For a given user equipment maximum transmission power and a given minimum radio link quality on the uplink, what is the maximum allowed distance between the user equipment and the Node B receiver antenna?

 

The receive link budget is calculated as follows:

 

Maximum Loss = Mobile EIRP – Node-B Rx sensitivity + Rx Antenna Gain – Cable losses - Propagation factors

 

 

where:

 

Maximum Loss = the maximum allowable loss in the signal path between UE and Node-B.

Mobile EIRP = the UE Equivalent Isotropically Radiated Power, or in other words, the UE transmit power after cable losses, maximum power reduction (from PA back-off) and UE antenna gain have been taken into account.

Node-B Rx sensitivity = the minimum required received signal power at the Node-B receiver antenna for the radio signal to be correctly demodulated.

Rx Antenna Gain = the gain achieved in Node-B Rx antenna relative to an isotropic antenna.

Cable losses = the attenuation to the received signal due to RF cables between antenna and Node-B transceiver unit.

Propagation factors = the sum of building penetration loses, log normal fading margin, handover gain and body loses that the signal experiences between UE and Node-B.

 

 

Node-B Rx sensitivity

 

Sensitivity is calculated as follows:

 

Node-B Rx sensitivity = TND + Receiver NF + TROT + Data rate + Eb/No

 

where:

 

TND = Thermal Noise Density, which is a natural constant at a given temperature and is independent of a particular RRH.

Receiver NF = Receiver noise figure.
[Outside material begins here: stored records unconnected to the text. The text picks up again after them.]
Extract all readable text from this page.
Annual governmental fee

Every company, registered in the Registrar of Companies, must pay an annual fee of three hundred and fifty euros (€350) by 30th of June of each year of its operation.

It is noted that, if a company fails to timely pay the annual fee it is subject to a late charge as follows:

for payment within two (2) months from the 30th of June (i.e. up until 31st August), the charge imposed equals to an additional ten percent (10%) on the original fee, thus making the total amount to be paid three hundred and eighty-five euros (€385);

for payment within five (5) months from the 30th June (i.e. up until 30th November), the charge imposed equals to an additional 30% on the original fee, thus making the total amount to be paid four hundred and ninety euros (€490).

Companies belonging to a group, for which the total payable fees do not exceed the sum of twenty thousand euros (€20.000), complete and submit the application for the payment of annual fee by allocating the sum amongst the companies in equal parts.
This is the noise that the receiver chain electronics adds to the received signal. This is a key performance metric for the RRH.
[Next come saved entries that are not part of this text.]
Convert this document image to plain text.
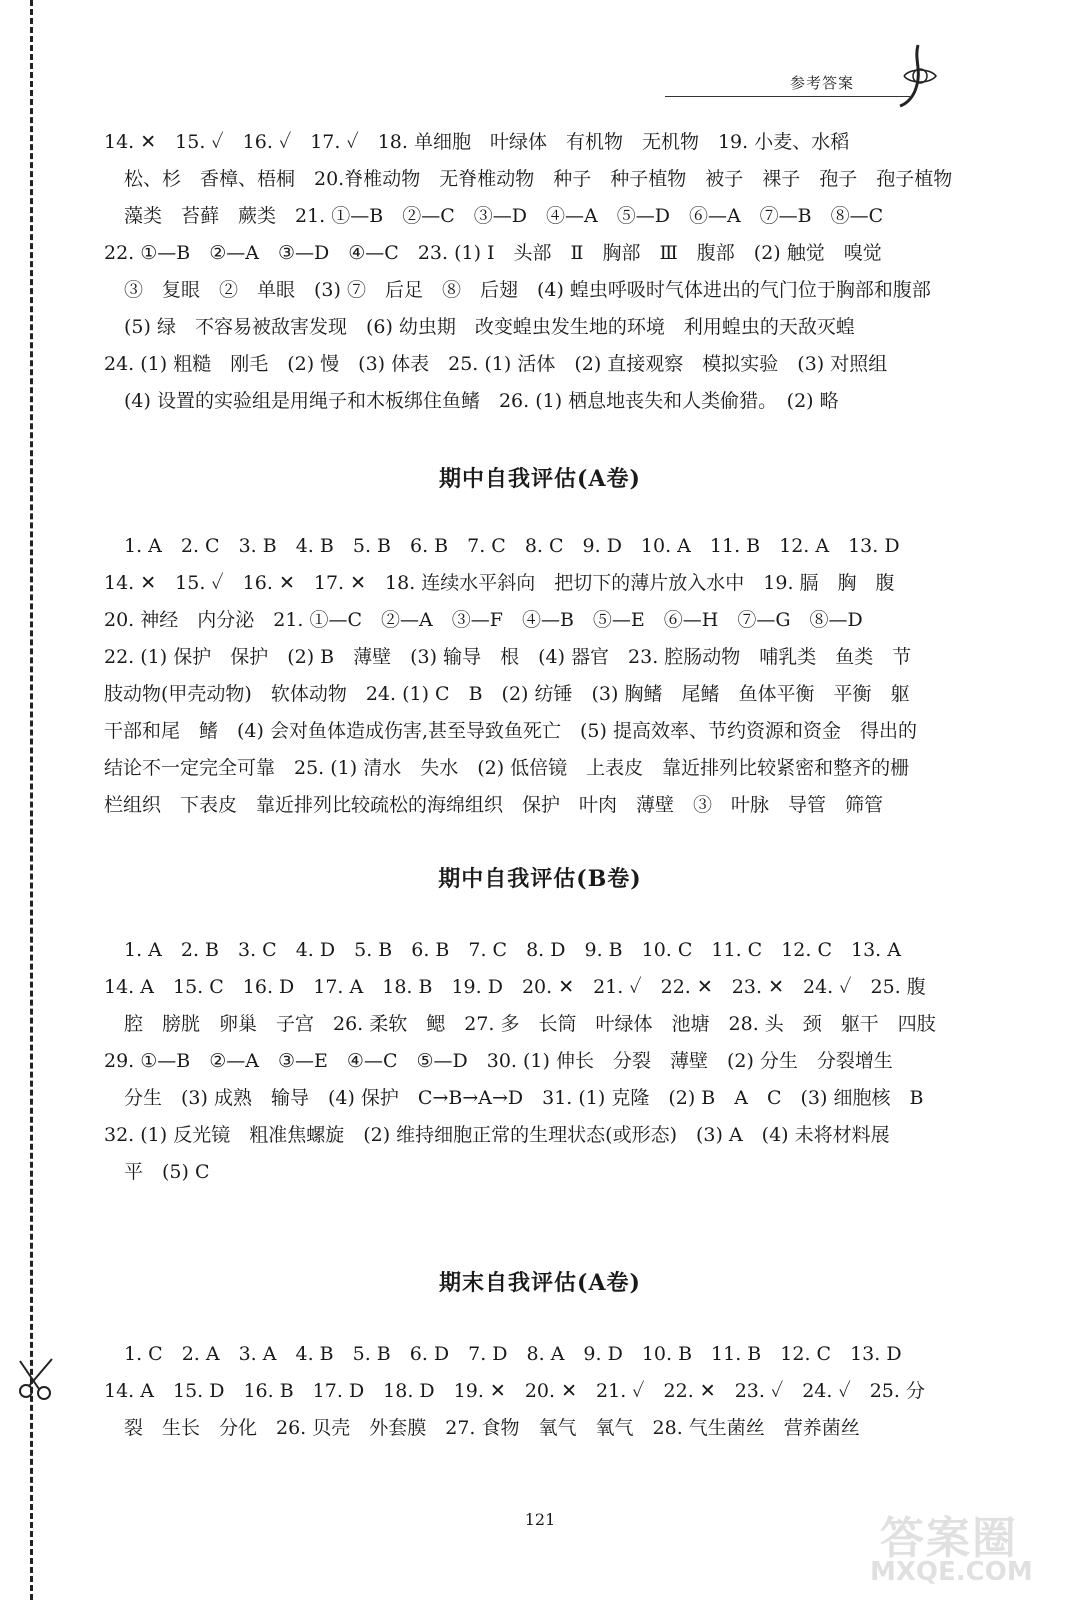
参考答案
14. ✕　15. ✓　16. ✓　17. ✓　18. 单细胞　叶绿体　有机物　无机物　19. 小麦、水稻
松、杉　香樟、梧桐　20.脊椎动物　无脊椎动物　种子　种子植物　被子　裸子　孢子　孢子植物
藻类　苔藓　蕨类　21. ①—B　②—C　③—D　④—A　⑤—D　⑥—A　⑦—B　⑧—C
22. ①—B　②—A　③—D　④—C　23. (1) Ⅰ　头部　Ⅱ　胸部　Ⅲ　腹部　(2) 触觉　嗅觉
③　复眼　②　单眼　(3) ⑦　后足　⑧　后翅　(4) 蝗虫呼吸时气体进出的气门位于胸部和腹部
(5) 绿　不容易被敌害发现　(6) 幼虫期　改变蝗虫发生地的环境　利用蝗虫的天敌灭蝗
24. (1) 粗糙　刚毛　(2) 慢　(3) 体表　25. (1) 活体　(2) 直接观察　模拟实验　(3) 对照组
(4) 设置的实验组是用绳子和木板绑住鱼鳍　26. (1) 栖息地丧失和人类偷猎。　(2) 略
期中自我评估(A卷)
1. A　2. C　3. B　4. B　5. B　6. B　7. C　8. C　9. D　10. A　11. B　12. A　13. D
14. ✕　15. ✓　16. ✕　17. ✕　18. 连续水平斜向　把切下的薄片放入水中　19. 膈　胸　腹
20. 神经　内分泌　21. ①—C　②—A　③—F　④—B　⑤—E　⑥—H　⑦—G　⑧—D
22. (1) 保护　保护　(2) B　薄壁　(3) 输导　根　(4) 器官　23. 腔肠动物　哺乳类　鱼类　节
肢动物(甲壳动物)　软体动物　24. (1) C　B　(2) 纺锤　(3) 胸鳍　尾鳍　鱼体平衡　平衡　躯
干部和尾　鳍　(4) 会对鱼体造成伤害,甚至导致鱼死亡　(5) 提高效率、节约资源和资金　得出的
结论不一定完全可靠　25. (1) 清水　失水　(2) 低倍镜　上表皮　靠近排列比较紧密和整齐的栅
栏组织　下表皮　靠近排列比较疏松的海绵组织　保护　叶肉　薄壁　③　叶脉　导管　筛管
期中自我评估(B卷)
1. A　2. B　3. C　4. D　5. B　6. B　7. C　8. D　9. B　10. C　11. C　12. C　13. A
14. A　15. C　16. D　17. A　18. B　19. D　20. ✕　21. ✓　22. ✕　23. ✕　24. ✓　25. 腹
腔　膀胱　卵巢　子宫　26. 柔软　鳃　27. 多　长筒　叶绿体　池塘　28. 头　颈　躯干　四肢
29. ①—B　②—A　③—E　④—C　⑤—D　30. (1) 伸长　分裂　薄壁　(2) 分生　分裂增生
分生　(3) 成熟　输导　(4) 保护　C→B→A→D　31. (1) 克隆　(2) B　A　C　(3) 细胞核　B
32. (1) 反光镜　粗准焦螺旋　(2) 维持细胞正常的生理状态(或形态)　(3) A　(4) 未将材料展
平　(5) C
期末自我评估(A卷)
1. C　2. A　3. A　4. B　5. B　6. D　7. D　8. A　9. D　10. B　11. B　12. C　13. D
14. A　15. D　16. B　17. D　18. D　19. ✕　20. ✕　21. ✓　22. ✕　23. ✓　24. ✓　25. 分
裂　生长　分化　26. 贝壳　外套膜　27. 食物　氧气　氧气　28. 气生菌丝　营养菌丝
121	答案圈
MXQE.COM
TROT = Target Rise Over Thermal, which is the set maximum interference level from all of the UEs in the cell and interference from neighboring cells.

Data rate = Is the data rate of the HSUPA link.

Eb/No = Is the minimum Energy per Bit to Noise Power Density ratio required to achieve a certain BLER.

 

 

For HSUPA the required Eb/No   figure depends on the following factors[1]:

 

  • Outer loop power control target BLER.
  • Transport Time Interval (TTI)
  • Transport Block Size (TBS)
  • The number of Hybrid Automatic Re-reQuests (HARQ)
  • The mobility channel
  • Traffic to pilot power ratio
  • Receiver Diversity
  • Demodulator Design

 

These parameters are used in link level simulations to compute the required Eb/No figure.

 

Target Rise Over Thermal (TROT) depends on the loading of the cell, and can be described as the margin left in the sensitivity equation to account for the interference from other UEs and Cells.